Лейтенант уловил в перекрестие вражеский танк и замер, выжидая удобный момент, затем дернул спуск. Пушка вздрогнула и окуталась дымом. Прогремел еще выстрел, еще… Танк остановился. «За солдат! За сержанта!» Сжигаемый ненавистью, он посылал снаряд за снарядом в танки врага…
Распаленные боем, ни лейтенант, ни солдат, подносивший снаряды, ни молча лежавший сержант с землистым цветом лица не заметили, как справа вдруг появился танк и, не снижая скорости, устремился на их позицию.
— Танк! — не столько услышал, как по расширенным до предела глазам солдата и выражению ужаса на его лице понял Рогачев.
Он глянул за плечо и на мгновение оцепенел. Огромный, угловатый, серый танк шёл, сверкая траками гусениц, на позицию. Рогачев видел темный диск дульного тормоза направленной пушки, видел зловещее черное отверстие ствола, которое вот-вот изрыгнет огонь.
«Гранаты!» — мелькнуло в сознании, и он бросился к нише, где лежали круглые, похожие на консервные банки противотанковые гранаты. Но добежать ему не удалось. Сверкнула яркая вспышка. Раздался короткий, слившийся воедино звук выстрела и разрыв снаряда, напоминавший удар хлыста… И стало темно.
Преодолев канал, танки устремились на батарею и позицию пехотинцев. Они упрямо ползли вперед в сизом дыме снарядных разрывов. На мгновение останавливались, и тогда над башней вспыхивало пламя выстрела. Машины окутывались дымом и потом снова ползли. За первой волной машин выплыла вторая. А за ней пошла густая цепь солдат…
Неожиданно Казанцев стал очень медленно оседать. Наткнувшись на станину орудия, он вдруг беспомощно повалился навзничь.

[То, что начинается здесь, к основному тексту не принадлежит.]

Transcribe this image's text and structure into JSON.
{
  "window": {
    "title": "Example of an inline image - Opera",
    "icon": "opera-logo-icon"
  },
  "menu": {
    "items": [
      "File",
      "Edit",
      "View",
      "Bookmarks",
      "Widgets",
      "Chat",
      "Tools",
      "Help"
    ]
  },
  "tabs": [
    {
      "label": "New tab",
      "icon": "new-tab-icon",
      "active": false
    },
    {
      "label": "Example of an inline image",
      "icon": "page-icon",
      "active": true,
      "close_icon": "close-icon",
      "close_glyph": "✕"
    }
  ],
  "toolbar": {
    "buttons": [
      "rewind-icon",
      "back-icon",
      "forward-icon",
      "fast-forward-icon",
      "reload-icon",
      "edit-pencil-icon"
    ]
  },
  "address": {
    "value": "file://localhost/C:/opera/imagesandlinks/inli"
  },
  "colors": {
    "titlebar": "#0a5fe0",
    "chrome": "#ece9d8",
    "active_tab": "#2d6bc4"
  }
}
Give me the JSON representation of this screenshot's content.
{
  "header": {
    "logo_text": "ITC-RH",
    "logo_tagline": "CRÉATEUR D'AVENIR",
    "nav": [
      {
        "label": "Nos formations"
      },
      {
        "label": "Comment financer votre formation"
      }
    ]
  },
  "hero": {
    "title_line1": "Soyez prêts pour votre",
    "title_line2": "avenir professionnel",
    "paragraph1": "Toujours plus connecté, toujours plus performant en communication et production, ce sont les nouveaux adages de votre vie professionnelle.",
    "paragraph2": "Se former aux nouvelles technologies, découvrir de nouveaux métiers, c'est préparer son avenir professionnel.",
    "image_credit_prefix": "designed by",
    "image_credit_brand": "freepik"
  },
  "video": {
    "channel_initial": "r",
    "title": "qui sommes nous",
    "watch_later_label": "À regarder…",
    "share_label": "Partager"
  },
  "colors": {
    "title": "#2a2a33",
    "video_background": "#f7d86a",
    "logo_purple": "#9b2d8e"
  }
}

— Казанцев! Что с тобой? — наклонившись над товарищем, с тревогой спросил сержант.
Перепачканное землей и копотью лицо Иванченко казалось чужим. Под глазом расплылось черное пятно.
Тяжело раненный пулей Казанцев, закусив губу, тихо стонал.
А в это время танки уже ворвались в оборону пехотинцев и утюжили их позиции. Два из них развернулись и направились на окоп артиллеристов.
Иванченко и Галиулин с трудом стали поворачивать ствол в сторону растущих на глазах машин. Они видели, как один из танков навалился всей своей многотонной тяжестью на соседнее орудие, где находился лейтенант Рогачев.